'Işıltılı Haşerat' oyunu İstanbul'da prömiyer yaptı! 'Işıltılı Haşerat' oyunu İstanbul'da prömiyer yaptı!

Hürriyet’ten Hakan Gence’nin sorularını yanıtlayan Merve Dizdar, “Ben kendime güvenirim. Kimsenin ne yaptığıyla, nasıl oynadığıyla, neler yapabileceğiyle ilgilenmiyorum. Her zaman daha iyisi var. Ben kendime zul bir insanım, kimseye zul değilim. Sabaha kadar o rolü kendim düşünürüm. Biriyle rekabet, birini kıskanmak kendini yediğin bir şey, bence en tehlikelisi” diye konuştu.

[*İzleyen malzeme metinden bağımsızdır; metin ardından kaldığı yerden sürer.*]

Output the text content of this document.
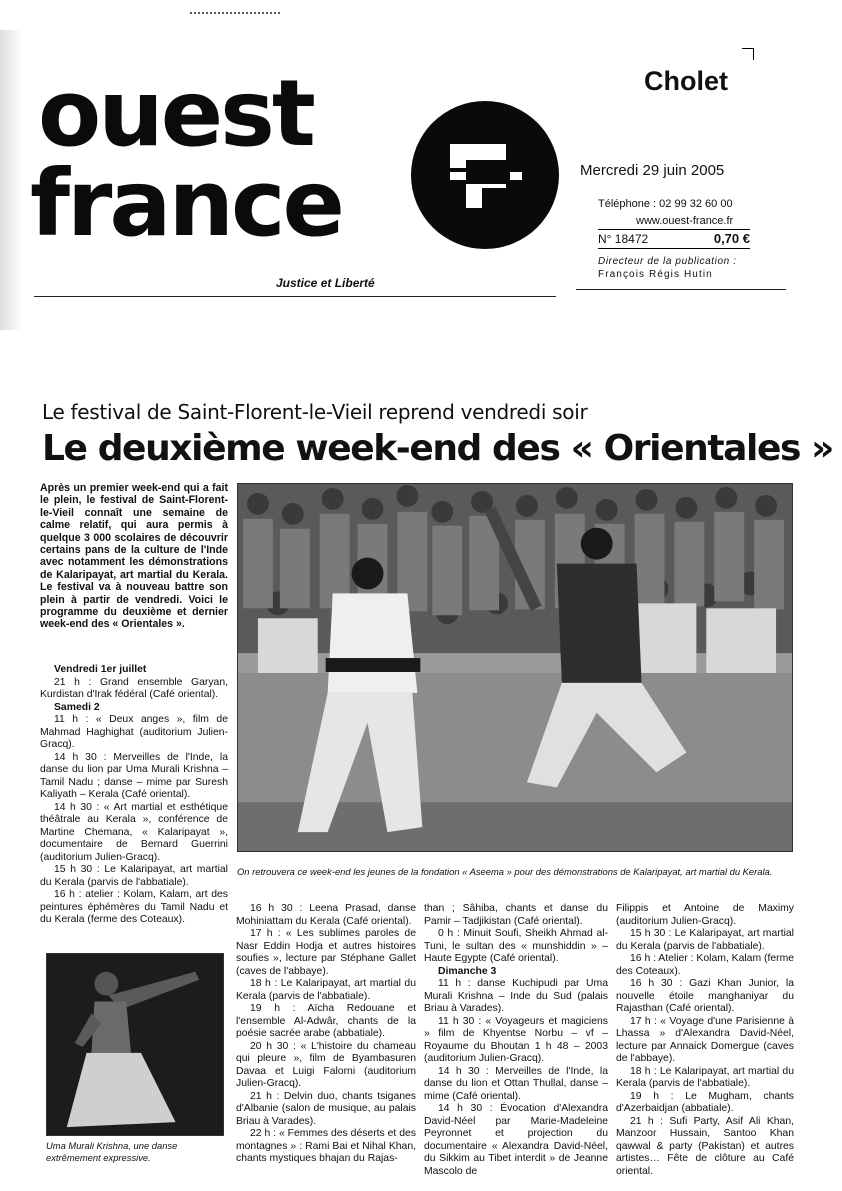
ouest
france
Justice et Liberté
Cholet
Mercredi 29 juin 2005
Téléphone : 02 99 32 60 00
www.ouest-france.fr
N° 18472	0,70 €
Directeur de la publication :
François Régis Hutin
Le festival de Saint-Florent-le-Vieil reprend vendredi soir
Le deuxième week-end des « Orientales »

Après un premier week-end qui a fait le plein, le festival de Saint-Florent-le-Vieil connaît une semaine de calme relatif, qui aura permis à quelque 3 000 scolaires de découvrir certains pans de la culture de l'Inde avec notamment les démonstrations de Kalaripayat, art martial du Kerala. Le festival va à nouveau battre son plein à partir de vendredi. Voici le programme du deuxième et dernier week-end des « Orientales ».

Vendredi 1er juillet
21 h : Grand ensemble Garyan, Kurdistan d'Irak fédéral (Café oriental).
Samedi 2
11 h : « Deux anges », film de Mahmad Haghighat (auditorium Julien-Gracq).
14 h 30 : Merveilles de l'Inde, la danse du lion par Uma Murali Krishna – Tamil Nadu ; danse – mime par Suresh Kaliyath – Kerala (Café oriental).
14 h 30 : « Art martial et esthétique théâtrale au Kerala », conférence de Martine Chemana, « Kalaripayat », documentaire de Bernard Guerrini (auditorium Julien-Gracq).
15 h 30 : Le Kalaripayat, art martial du Kerala (parvis de l'abbatiale).
16 h : atelier : Kolam, Kalam, art des peintures éphémères du Tamil Nadu et du Kerala (ferme des Coteaux).

On retrouvera ce week-end les jeunes de la fondation « Aseema » pour des démonstrations de Kalaripayat, art martial du Kerala.

Uma Murali Krishna, une danse extrêmement expressive.

16 h 30 : Leena Prasad, danse Mohiniattam du Kerala (Café oriental).
17 h : « Les sublimes paroles de Nasr Eddin Hodja et autres histoires soufies », lecture par Stéphane Gallet (caves de l'abbaye).
18 h : Le Kalaripayat, art martial du Kerala (parvis de l'abbatiale).
19 h : Aïcha Redouane et l'ensemble Al-Adwâr, chants de la poésie sacrée arabe (abbatiale).
20 h 30 : « L'histoire du chameau qui pleure », film de Byambasuren Davaa et Luigi Falorni (auditorium Julien-Gracq).
21 h : Delvin duo, chants tsiganes d'Albanie (salon de musique, au palais Briau à Varades).
22 h : « Femmes des déserts et des montagnes » : Rami Bai et Nihal Khan, chants mystiques bhajan du Rajas-
than ; Sâhiba, chants et danse du Pamir – Tadjikistan (Café oriental).
0 h : Minuit Soufi, Sheikh Ahmad al-Tuni, le sultan des « munshiddin » – Haute Egypte (Café oriental).
Dimanche 3
11 h : danse Kuchipudi par Uma Murali Krishna – Inde du Sud (palais Briau à Varades).
11 h 30 : « Voyageurs et magiciens » film de Khyentse Norbu – vf – Royaume du Bhoutan 1 h 48 – 2003 (auditorium Julien-Gracq).
14 h 30 : Merveilles de l'Inde, la danse du lion et Ottan Thullal, danse – mime (Café oriental).
14 h 30 : Évocation d'Alexandra David-Néel par Marie-Madeleine Peyronnet et projection du documentaire « Alexandra David-Néel, du Sikkim au Tibet interdit » de Jeanne Mascolo de
Filippis et Antoine de Maximy (auditorium Julien-Gracq).
15 h 30 : Le Kalaripayat, art martial du Kerala (parvis de l'abbatiale).
16 h : Atelier : Kolam, Kalam (ferme des Coteaux).
16 h 30 : Gazi Khan Junior, la nouvelle étoile manghaniyar du Rajasthan (Café oriental).
17 h : « Voyage d'une Parisienne à Lhassa » d'Alexandra David-Néel, lecture par Annaick Domergue (caves de l'abbaye).
18 h : Le Kalaripayat, art martial du Kerala (parvis de l'abbatiale).
19 h : Le Mugham, chants d'Azerbaidjan (abbatiale).
21 h : Sufi Party, Asif Ali Khan, Manzoor Hussain, Santoo Khan qawwal & party (Pakistan) et autres artistes… Fête de clôture au Café oriental.
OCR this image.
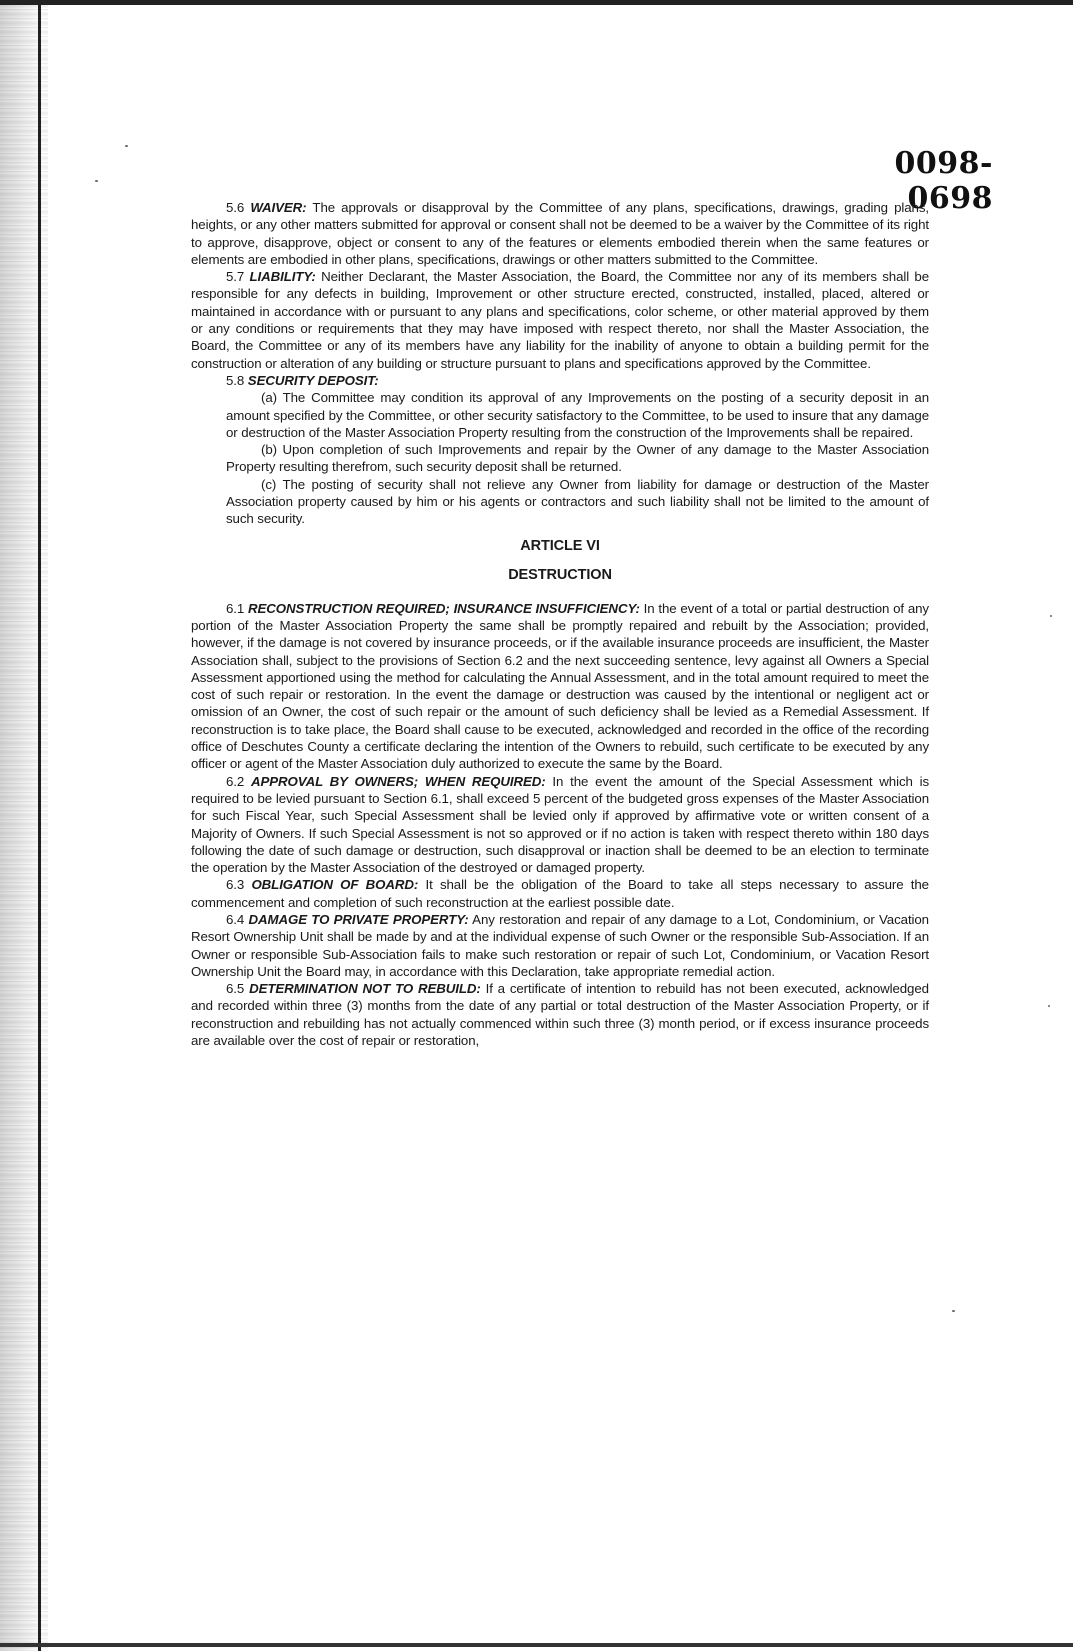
0098-0698

5.6 WAIVER: The approvals or disapproval by the Committee of any plans, specifications, drawings, grading plans, heights, or any other matters submitted for approval or consent shall not be deemed to be a waiver by the Committee of its right to approve, disapprove, object or consent to any of the features or elements embodied therein when the same features or elements are embodied in other plans, specifications, drawings or other matters submitted to the Committee.

5.7 LIABILITY: Neither Declarant, the Master Association, the Board, the Committee nor any of its members shall be responsible for any defects in building, Improvement or other structure erected, constructed, installed, placed, altered or maintained in accordance with or pursuant to any plans and specifications, color scheme, or other material approved by them or any conditions or requirements that they may have imposed with respect thereto, nor shall the Master Association, the Board, the Committee or any of its members have any liability for the inability of anyone to obtain a building permit for the construction or alteration of any building or structure pursuant to plans and specifications approved by the Committee.

5.8 SECURITY DEPOSIT:

(a) The Committee may condition its approval of any Improvements on the posting of a security deposit in an amount specified by the Committee, or other security satisfactory to the Committee, to be used to insure that any damage or destruction of the Master Association Property resulting from the construction of the Improvements shall be repaired.

(b) Upon completion of such Improvements and repair by the Owner of any damage to the Master Association Property resulting therefrom, such security deposit shall be returned.

(c) The posting of security shall not relieve any Owner from liability for damage or destruction of the Master Association property caused by him or his agents or contractors and such liability shall not be limited to the amount of such security.

ARTICLE VI

DESTRUCTION

6.1 RECONSTRUCTION REQUIRED; INSURANCE INSUFFICIENCY: In the event of a total or partial destruction of any portion of the Master Association Property the same shall be promptly repaired and rebuilt by the Association; provided, however, if the damage is not covered by insurance proceeds, or if the available insurance proceeds are insufficient, the Master Association shall, subject to the provisions of Section 6.2 and the next succeeding sentence, levy against all Owners a Special Assessment apportioned using the method for calculating the Annual Assessment, and in the total amount required to meet the cost of such repair or restoration. In the event the damage or destruction was caused by the intentional or negligent act or omission of an Owner, the cost of such repair or the amount of such deficiency shall be levied as a Remedial Assessment. If reconstruction is to take place, the Board shall cause to be executed, acknowledged and recorded in the office of the recording office of Deschutes County a certificate declaring the intention of the Owners to rebuild, such certificate to be executed by any officer or agent of the Master Association duly authorized to execute the same by the Board.

6.2 APPROVAL BY OWNERS; WHEN REQUIRED: In the event the amount of the Special Assessment which is required to be levied pursuant to Section 6.1, shall exceed 5 percent of the budgeted gross expenses of the Master Association for such Fiscal Year, such Special Assessment shall be levied only if approved by affirmative vote or written consent of a Majority of Owners. If such Special Assessment is not so approved or if no action is taken with respect thereto within 180 days following the date of such damage or destruction, such disapproval or inaction shall be deemed to be an election to terminate the operation by the Master Association of the destroyed or damaged property.

6.3 OBLIGATION OF BOARD: It shall be the obligation of the Board to take all steps necessary to assure the commencement and completion of such reconstruction at the earliest possible date.

6.4 DAMAGE TO PRIVATE PROPERTY: Any restoration and repair of any damage to a Lot, Condominium, or Vacation Resort Ownership Unit shall be made by and at the individual expense of such Owner or the responsible Sub-Association. If an Owner or responsible Sub-Association fails to make such restoration or repair of such Lot, Condominium, or Vacation Resort Ownership Unit the Board may, in accordance with this Declaration, take appropriate remedial action.

6.5 DETERMINATION NOT TO REBUILD: If a certificate of intention to rebuild has not been executed, acknowledged and recorded within three (3) months from the date of any partial or total destruction of the Master Association Property, or if reconstruction and rebuilding has not actually commenced within such three (3) month period, or if excess insurance proceeds are available over the cost of repair or restoration,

Dizdar, Cannes’daki anılarını şöyle anlattı:

“‘Film çok güzel, bir ödül kesin alır’ diyordum. Sıra en iyi kadın oyuncuya geldi. “Mervo Duzdar” diye bir kelime duydum. Bilge (Nuri) Hoca’ya baktım. Alkışlayınca anladım. “Allah” dedim. Sonrası flu. Bir parti vardı. Havai fişekler patlıyordu. Elimde ödül oradan çıktım. Cannes sokaklarında tek başıma elimde ödülle yürümeye başladım. Bunun hissini açıklayamam, her şeye duyduğum bir minnet duygusu vardı.

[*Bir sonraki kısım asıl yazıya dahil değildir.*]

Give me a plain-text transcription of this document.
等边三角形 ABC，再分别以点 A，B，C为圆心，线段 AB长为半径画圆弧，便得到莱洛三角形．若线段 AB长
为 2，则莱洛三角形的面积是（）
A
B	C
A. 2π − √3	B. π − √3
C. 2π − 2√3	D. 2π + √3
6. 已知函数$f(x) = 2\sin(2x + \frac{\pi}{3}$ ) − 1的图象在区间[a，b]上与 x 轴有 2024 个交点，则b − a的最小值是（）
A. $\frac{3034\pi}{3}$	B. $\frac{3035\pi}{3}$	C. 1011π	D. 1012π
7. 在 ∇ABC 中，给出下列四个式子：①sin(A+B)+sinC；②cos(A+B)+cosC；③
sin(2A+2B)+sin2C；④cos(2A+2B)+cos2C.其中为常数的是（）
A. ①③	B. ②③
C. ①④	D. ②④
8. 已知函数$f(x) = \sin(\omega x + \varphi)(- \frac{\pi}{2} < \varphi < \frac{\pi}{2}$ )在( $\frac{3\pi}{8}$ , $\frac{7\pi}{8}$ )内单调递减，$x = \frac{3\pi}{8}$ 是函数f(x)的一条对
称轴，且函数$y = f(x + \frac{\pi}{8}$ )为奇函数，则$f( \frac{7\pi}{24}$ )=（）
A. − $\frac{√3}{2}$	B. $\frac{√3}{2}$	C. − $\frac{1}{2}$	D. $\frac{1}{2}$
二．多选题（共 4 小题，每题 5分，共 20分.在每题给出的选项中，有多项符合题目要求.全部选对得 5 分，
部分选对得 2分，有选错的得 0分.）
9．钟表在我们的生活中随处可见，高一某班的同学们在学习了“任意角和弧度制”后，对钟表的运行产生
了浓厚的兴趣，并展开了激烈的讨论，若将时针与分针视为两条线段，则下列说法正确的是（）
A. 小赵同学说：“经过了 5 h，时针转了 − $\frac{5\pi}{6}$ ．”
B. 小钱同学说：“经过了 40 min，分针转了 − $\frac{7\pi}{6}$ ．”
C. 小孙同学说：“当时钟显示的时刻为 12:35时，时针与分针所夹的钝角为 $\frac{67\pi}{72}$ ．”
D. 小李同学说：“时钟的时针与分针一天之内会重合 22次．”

İki kere gittim Cannes’a. İlk hafta film gösterilmişti. Otelden çıkarken otelin kartına bir not yazdım ‘Mervecim, ne zaman üzülürsen, ümitsizliğe kapılırsan bunu oku, filmin Cannes’a gitti.’ O notu buldum. ‘Merve ödülü aldın’ diye ekledim.”